Setelah menempuh perjalanan yang lumayan jauh, aku akhirnya tiba ditempat yang telah ditentukan. Di sebuah ruko penjual aksesoris. Mataku sudah seperti kamera yang fokus terhadap satu objek. Dan tak lain adalah wanita yang sedari tadi menungguku untuk bertemu pertama kalinya. Tapi bola mataku tidak menemukan tanda-tanda keberadaan objek yang tertanam dalam otakku. Benakku gamang memperhatikan beberapa manusia yang berteduh karna takut melawan hujan. Lebih tepatnya takut basah. Aku tidak. Basah itu adalah pilihan. Sebuah pilihan pengorbanan. Berkorban demi seorang wanita. Seperti seorang ksatria romawi pada tahun 47 SM Julius Caesar  dengan kalimat Veni Vidi Vici yang artinya Aku datang, Aku lihat, Aku pulang. Pulang dengan hadiah kebahagiaan. 

Kotak pintar berdering. Aku yakin itu adalah pesan darinya. Kubuka dengan tangan yang bergetar karna kedinginan. Aku kecewa dengan pesan yang berisi sekuel kalimat tak menyenangkan. Tak lama kemudian sosok wanita yang tak kukenal menghampiriku. Dia mengagetkan lamunan kekecewaanku. Wanita ini asing bagiku. Wanita berambut panjang sebahu itu menebarkan senyum manis dengan gigi yang berbaris rapi. Kulitnya putih kontras dengan t-shirt putih berpadu dengan celana jeans biru muda yang ia kenakan. Akupun ikut tersenyum. Aku seperti dihipnotis olehnya. Kemudian menyodorkan tangan dan berkata “aku Widia teman rani”. Aku mengernyitkan kening. “Rani mana?” Dia kembali tersenyum. Ini bukanlah jawaban yang kuharapkan. Dia kemudian memberikan sebuah bingkisan yang entah apa isinya. Bingkisan yang berwarna merah bertuliskan R-CAKE. Beberapa saat setelah kuterima bingkisan tersebut dia pergi tanpa sepatah katapun. Aku semakin bingung. Apa maksud dan tujuan Rani membuat sebuah bingkisan yang dibawa oleh wanita asing tadi?

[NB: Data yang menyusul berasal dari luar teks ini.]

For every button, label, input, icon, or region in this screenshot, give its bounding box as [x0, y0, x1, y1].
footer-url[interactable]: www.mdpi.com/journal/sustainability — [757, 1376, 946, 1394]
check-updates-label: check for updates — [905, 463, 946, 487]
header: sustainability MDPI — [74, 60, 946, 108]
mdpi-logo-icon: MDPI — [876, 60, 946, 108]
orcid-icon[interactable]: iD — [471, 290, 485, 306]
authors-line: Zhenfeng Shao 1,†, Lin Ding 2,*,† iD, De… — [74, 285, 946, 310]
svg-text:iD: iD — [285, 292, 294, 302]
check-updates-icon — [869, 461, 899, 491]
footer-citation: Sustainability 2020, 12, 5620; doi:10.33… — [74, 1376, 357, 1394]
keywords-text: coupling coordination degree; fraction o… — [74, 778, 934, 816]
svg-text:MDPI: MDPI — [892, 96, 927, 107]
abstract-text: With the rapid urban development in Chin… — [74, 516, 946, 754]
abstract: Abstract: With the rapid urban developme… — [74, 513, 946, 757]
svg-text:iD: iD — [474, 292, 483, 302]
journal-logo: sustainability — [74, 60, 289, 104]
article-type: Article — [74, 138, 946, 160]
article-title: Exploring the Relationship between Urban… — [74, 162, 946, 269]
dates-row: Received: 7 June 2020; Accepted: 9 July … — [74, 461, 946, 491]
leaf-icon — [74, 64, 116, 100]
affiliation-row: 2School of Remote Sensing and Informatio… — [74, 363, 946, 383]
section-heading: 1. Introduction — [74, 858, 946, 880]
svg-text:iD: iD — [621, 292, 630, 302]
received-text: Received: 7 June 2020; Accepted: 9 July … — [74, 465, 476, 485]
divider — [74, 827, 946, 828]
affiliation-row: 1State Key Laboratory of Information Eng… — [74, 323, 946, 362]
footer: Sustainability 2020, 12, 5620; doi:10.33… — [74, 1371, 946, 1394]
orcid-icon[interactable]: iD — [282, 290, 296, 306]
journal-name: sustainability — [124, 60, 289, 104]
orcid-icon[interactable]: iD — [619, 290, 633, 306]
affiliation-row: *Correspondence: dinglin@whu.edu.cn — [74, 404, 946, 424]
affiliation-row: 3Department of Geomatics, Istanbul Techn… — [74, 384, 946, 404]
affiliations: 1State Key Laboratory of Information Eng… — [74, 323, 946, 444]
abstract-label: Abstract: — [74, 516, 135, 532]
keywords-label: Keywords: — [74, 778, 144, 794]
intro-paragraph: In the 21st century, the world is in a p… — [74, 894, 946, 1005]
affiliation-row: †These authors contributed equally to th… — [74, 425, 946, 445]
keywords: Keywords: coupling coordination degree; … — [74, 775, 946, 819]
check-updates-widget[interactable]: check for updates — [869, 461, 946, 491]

Aku memutuskan untuk pulang tanpa hadiah kebahagiaan melainkan sebuah bingkisan kebingungan. Hujan yang dari tadi sudah reda mengantarku pulang dengan raut muka kecewa. Hingga akhirnya aku tiba dalam kamar kost sederhana dihiasi beberapa poster musisi besar dunia. Rasa penasaran terhadap bingkisan itu muncul dalam benakku. Kuberanikan diri untuk mencoba membuka bingkisan sialan yang seharusnya aku buang saja ditengah jalan. Hingga hancur terinjak oleh kendaraan yang berlalu-lalang. Ini bukanlah sebuah kekesalan. Tapi lebih dari itu. Aku membuka secara perlahan. Aku tak percaya pada apa yang kulihat. Aku tercekat tak bergerak melihat isi bingkisan itu. Sepotong kue yang bertuliskan I’m not the piece of cake  yang artinya “aku bukanlah sepotong kue”. Wanita yang bernama Rani memang baru kukenal. Lima hari yang lalu di sebuah sosial media. Aku berkenalan dengannya. Dan setelah apa yang terjadi hari ini.  

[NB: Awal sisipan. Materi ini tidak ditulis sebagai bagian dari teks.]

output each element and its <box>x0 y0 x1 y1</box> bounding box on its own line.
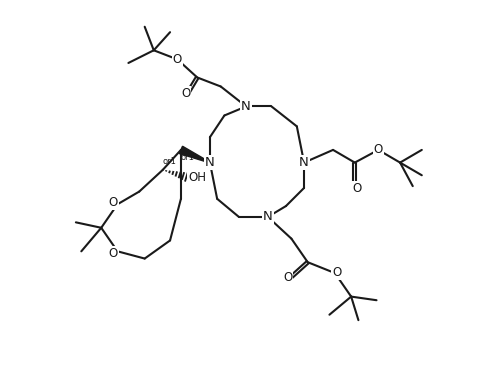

Aku mulai menyadari bahwa menghargai sebuah proses adalah sebuah tabungan waktu yang sangat berharga melebihi permata di dunia. Tabungan waktu itulah yang akan menjadi modal tak ternilai atas apa yang  telah kita perjuangkan dan korbankan. Pengorbanan melawan hujan serta ambisi dan afeksi yang berlebihan tak lebih dari sepotong kue (piece of cake). Dunia paralel bukanlah dunia yang kita harapkan untuk bisa mewujudkan kehidupan yang lebih baik. Dunia ilusi yang bersifat klise. Sadar atau tidak kita akan kehilangan identitas yang melekat pada diri dan menggantinya dengan identitas baru.